Over the past several weeks, the bullish steel market sentiment – as well as robust steel demand – has led domestic steel prices to climb markedly, with Mysteel’s national average benchmark price for HRB400E 20mm dia rebar rising by Yuan 350/t on week to reach Yuan 5,605/t including the 13% VAT as of May 7, or the highest since Mysteel launched the survey in March 2011.
Compared to the larger increase in steel prices, domestic scrap prices have risen at a more sedate pace, with Mysteel’s steel scrap price index increasing by Yuan 109.8/t on week to Yuan 3,582.9/t on delivery and including the 13% VAT as of May 7, also hitting a near 10-year high since October 18 2011, according to the database.

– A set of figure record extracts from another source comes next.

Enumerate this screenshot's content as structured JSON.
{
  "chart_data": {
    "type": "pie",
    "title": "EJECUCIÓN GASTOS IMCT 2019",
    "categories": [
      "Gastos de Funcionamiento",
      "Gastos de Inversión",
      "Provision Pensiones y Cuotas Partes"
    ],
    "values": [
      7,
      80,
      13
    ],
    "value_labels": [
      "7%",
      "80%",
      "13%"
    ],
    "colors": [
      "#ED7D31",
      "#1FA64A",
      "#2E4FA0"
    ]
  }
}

However, the continuous improvement in their margins over the past week did not result in a parallel surge in capacity utilization among Chinese EAF producers. Over April 30-May 6, the capacity utilization rate among the 71 EAF steel mills nationwide which Mysteel regularly surveys actually recorded a dip – albeit slight – after ten weeks of increases. The sampled mills’ run-rate eased by 0.22 percentage point on week to 76.2%, but was still 19.88 percentage points higher on year.
“What contributed to the tiny retreat of EAF capacity use was the gradual shrinking of the stocks of scrap the mills had at hand, as some scrap traders had closed their businesses during the Labour Day holiday break,” the Shanghai analyst explained. “Moreover, transportation of industrial commodities was disrupted in many regions and this also impacted scrap deliveries to steel works,” she added.
On the other hand, most EAF mills kept to normal production schedules during the May 1-7 holiday. “The rather high level of daily scrap consumption – during a period when scrap deliveries were decreasing – resulted in the decline in mills’ stocks hand. This in turn prompted most EAF producers nationwide to limit any further increase in capacity use,” she said.
Nevertheless, with most steel mills lifting their scrap buying prices after the holiday to entice more deliveries, the mills will most likely keep ramping up production in the next few weeks, Mysteel Global understands.